Share to: share facebook share twitter share wa share telegram print page

40 Years of Silence: Sebuah Tragedi Indonesia

"40 Years of Silence: An Indonesian Tragedy" adalah sebuah film dokumenter yang dibuat oleh antropolog Robert Lemelson tentang efek pribadi terhadap pembantaian di Indonesia 1965โ€“1966. Film ini diambil di pulau Bali dan Jawa pada periode 2002-2006. Latar belakang musik tersebut merupakan kolaborasi antara komposer Inggris Malcolm Cross dan musisi Bali Nyoman Wenten, dan menggabungkan tonalities Barat dan struktur chordal dengan skalar Bali dan Jawa deret dan melodi. Film ini dirilis di Amerika Serikat pada tahun 2009, dan telah diputar terbatas di seluruh Indonesia.

Tinjauan luas

Sekitar 500.000 orang diperkirakan tewas dalam pembersihan tersangka dan yang dituduh komunis di seluruh Indonesia, menjadi salah satu pembunuhan massal terbesar dari abad ke-20. Jenderal Suharto, datang untuk mengontrol kekuasaan militer Indonesia setelah gagal kudeta pada 30 September 1965. 40 Tahun Silence: Sebuah Tragedi Indonesia mengikuti kesaksian dari empat orang dan keluarga mereka dari Jawa Tengah dan Bali, dua daerah yang sangat dipengaruhi oleh pembersihan. Setiap keluarga membahas bagaimana rasanya bagi mereka yang selamat dari pembunuhan. Film ini menggunakan tiga sejarawan (Romo Baskara Wardaya, Geoffrey Robinson, John Roosa) dan antropolog Robert Lemelson sebagai perawi, memberikan latar belakang sejarah bagi cerita keluarga. Penjelasan sejarah ini diselingi dengan narasi masing-masing karakter dari pengalaman mereka dari pembunuhan dan sesudahnya mereka. Sebagai cerita terungkap, film ini menceritakan peristiwa politik, ekonomi dan budaya yang signifikan yang mendasari pembantaian.

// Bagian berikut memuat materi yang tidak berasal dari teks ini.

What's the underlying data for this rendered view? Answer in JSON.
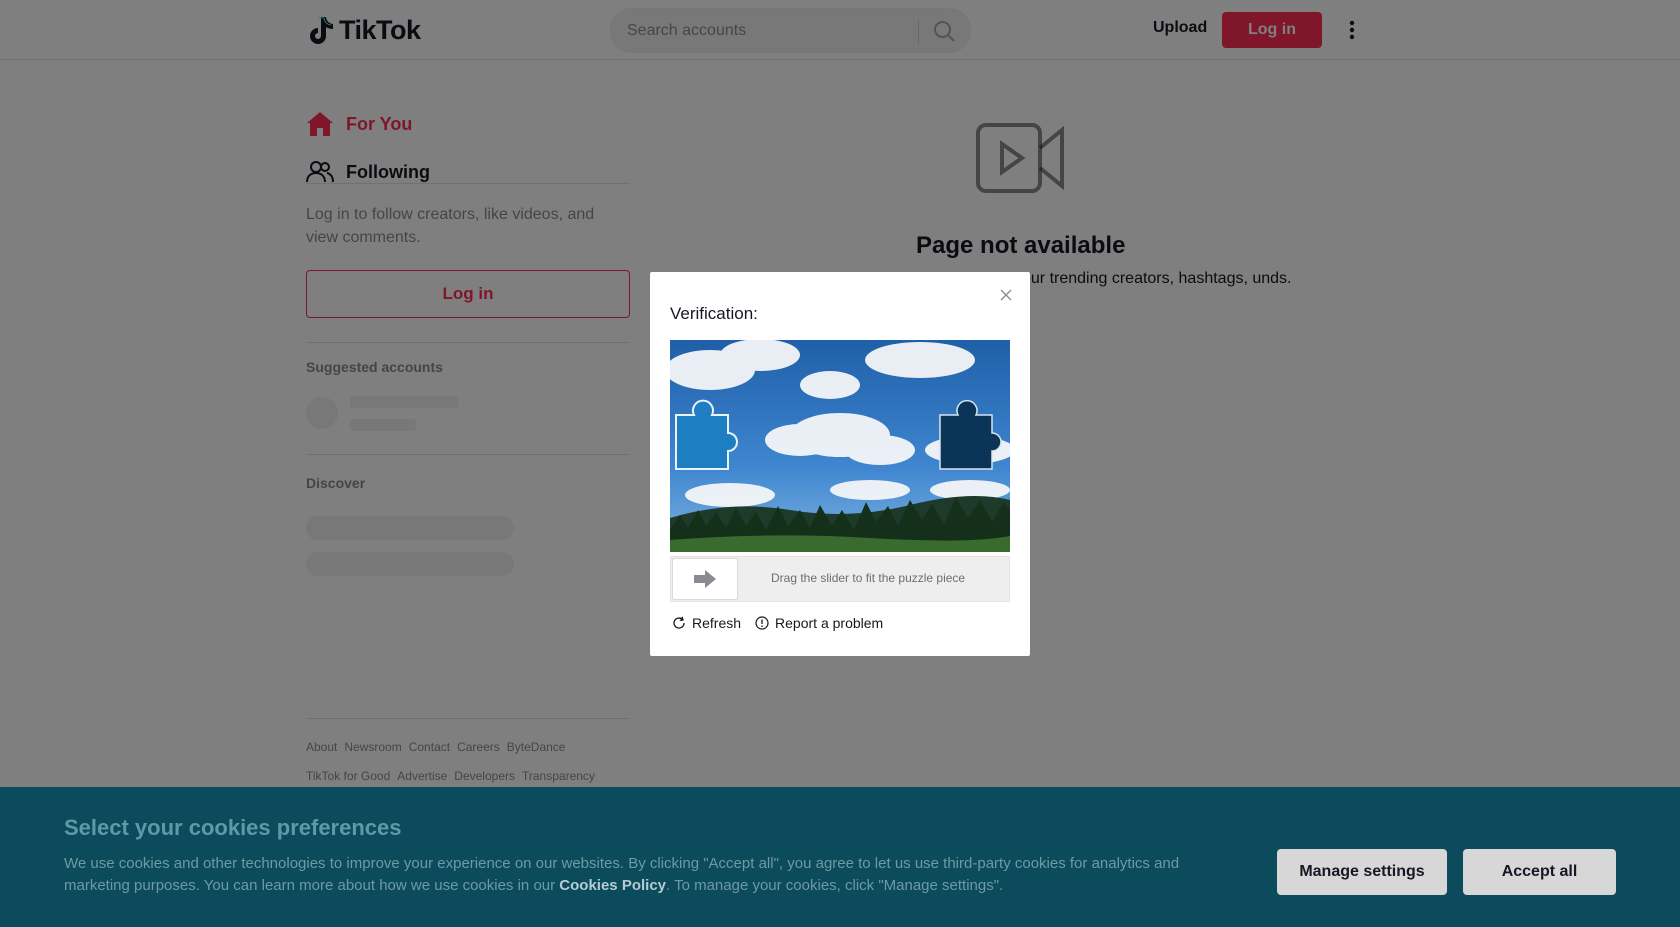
{
  "header": {
    "logo_text": "TikTok",
    "search_placeholder": "Search accounts",
    "upload_label": "Upload",
    "login_label": "Log in"
  },
  "sidebar": {
    "nav": [
      {
        "label": "For You",
        "icon": "home-icon",
        "active": true
      },
      {
        "label": "Following",
        "icon": "users-icon",
        "active": false
      }
    ],
    "login_hint": "Log in to follow creators, like videos, and view comments.",
    "login_button": "Log in",
    "suggested_title": "Suggested accounts",
    "discover_title": "Discover",
    "footer_links_row1": [
      "About",
      "Newsroom",
      "Contact",
      "Careers",
      "ByteDance"
    ],
    "footer_links_row2": [
      "TikTok for Good",
      "Advertise",
      "Developers",
      "Transparency"
    ]
  },
  "main": {
    "title": "Page not available",
    "description": "our trending creators, hashtags, unds."
  },
  "captcha": {
    "title": "Verification:",
    "slider_hint": "Drag the slider to fit the puzzle piece",
    "refresh_label": "Refresh",
    "report_label": "Report a problem"
  },
  "cookie_banner": {
    "title": "Select your cookies preferences",
    "text_before_link": "We use cookies and other technologies to improve your experience on our websites. By clicking \"Accept all\", you agree to let us use third-party cookies for analytics and marketing purposes. You can learn more about how we use cookies in our ",
    "link_text": "Cookies Policy",
    "text_after_link": ". To manage your cookies, click \"Manage settings\".",
    "manage_button": "Manage settings",
    "accept_button": "Accept all"
  },
  "colors": {
    "brand": "#fe2c55",
    "cookie_bg": "#0b4b5c"
  }
}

Film ini menggambarkan aspek bagaimana pembunuhan di luar jangkauan hukum yang berlaku, serta seperti apa kehidupan di bawah otokratik "Orde Baru" rezim Soeharto seperti yang selamat, banyak dari mereka yang keluarganya dicap sebagai anggota partai komunis PKI. Film ini diakhiri dengan demonstrasi awal dari sebuah periode lebih terbuka dalam sejarah Indonesia setelah jatuhnya rezim Suharto dan pembentukan masa demokratisasi dan reformasi.